Yogi berjanji akan membungkam gosip itu dengan kekuatan cintanya, Yogi berjanji bahwa dia akan menjauh dari Ningsih sebisa dia menjauh, Nina tak percaya. Satu keinginan Nina, Yogi harus pindah kos!
0
Dengan setengah mati Yogi berusaha menjauh dari segala rayuan dan usaha Ningsih untuk mendekati dirinya, apa yang Ningsih usahakan untuk berbincang atau merayu dengan mengajak makan bersama keluar, atau menucuci bajunya dan segala hal yang membuat repot anak kos berusaha dihindari oleh Yogi. Siang-siang Ningsih menghantarkan makanan rujak di kala mereka libur, Yogi tak mencolek sedikit pun rujak itu, sampai busuk rujak itu masih tergeletak di piring di sudut ruang depan dengan sambalnya yang mengering. Iqbal pun demikian, sejak awal Iqbal sudah tak suka dengan cara Ningsih mendekati Yogi, gaya dan tingkah-laku Ningsih terlalu kentara bahwa dirinya ingin memiliki Yogi. Sialnya Yogi merasa semua biasa-biasa saja, semua apa yang dilakukan Ningsih dianggapnya biasa saja, kalau pun Ningsih memberi perhatian lebih dinilainya itu hal yang biasa saja, Yogi tak pernah mengambi hati, baginya perempuan macam bagaimana pun dan melakukan cara apa pun akan dianggap biasa selama hatinya tak ada aliran setrum cinta yang mengalirinya. Meski Iqbal-temannya paling dekat memberikan masukan tak akan membuat Yogi bergeming. Dia tetap berpendirian bahwa hatinya pada Ningsih biasa-biasa saja.

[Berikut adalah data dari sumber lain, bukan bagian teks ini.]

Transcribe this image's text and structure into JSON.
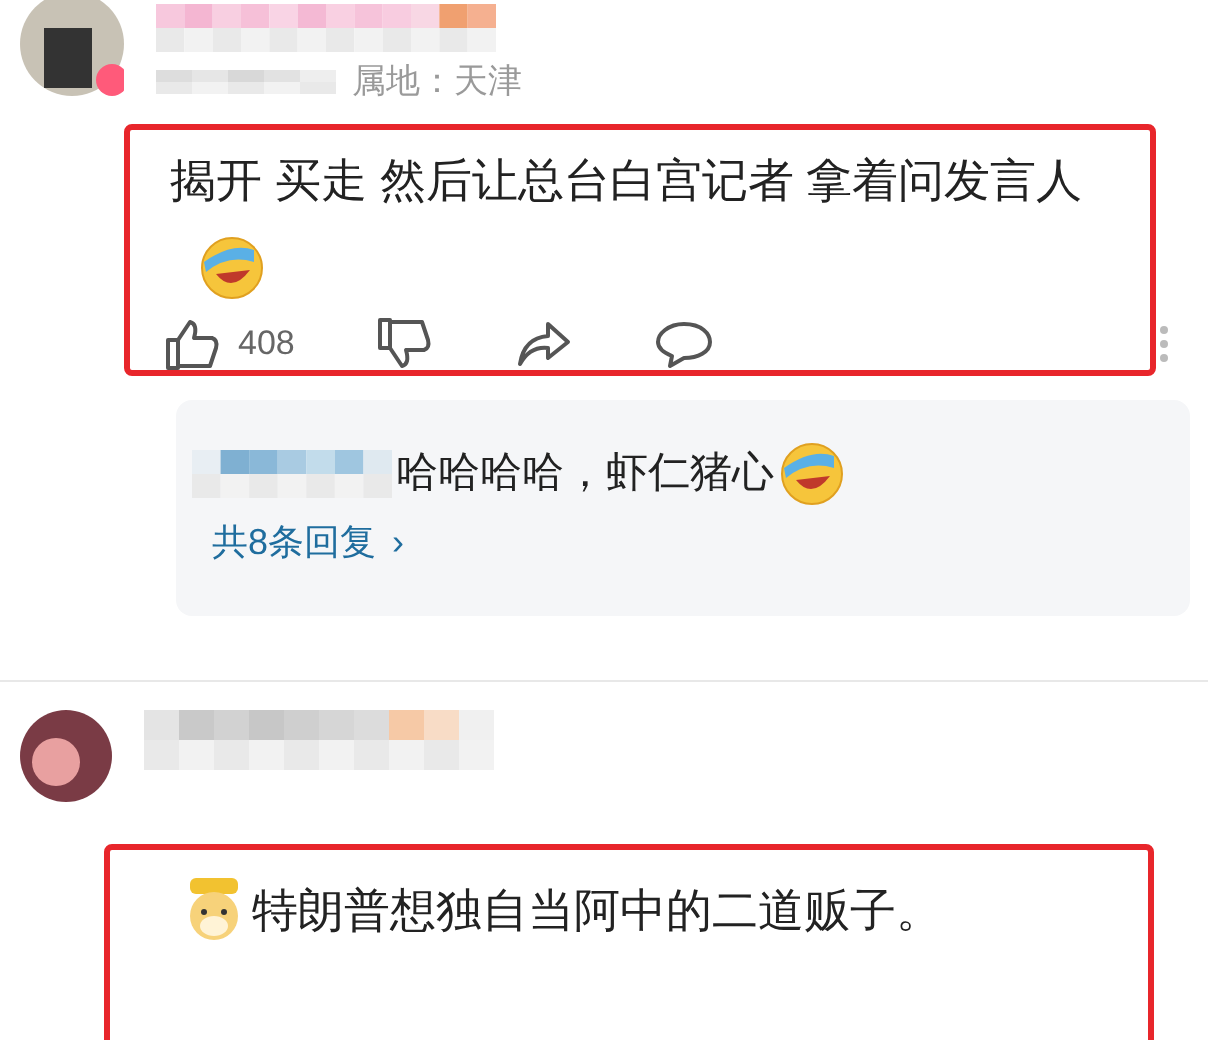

Namun akhirnya ketakbergemingannya itu menimbulkan syak-wasangka, bahwa seolah-olah Yogi menerima semua prilaku Ningsih, bahwa sepertinya Yogi menjalin sesuatu dengan Ningsih. Yogi tak dapat menilai dengan apa yang dilakukan Ningsih, Yogi tak dapat menguji kata-kata yang selalu bernada berharap dari Ningsih, sampai suatu malam kemarin itu Ningsih menciumnya di malam-malam ketika Yogi tertidur. Yogi menyadarinya sekarang, bahwa kekasihnya tentu tak akan senang mendengar semua hal yang membuat sakit hatinya ketika dirinya dihubung-hubungkan terus dengan Ningsih.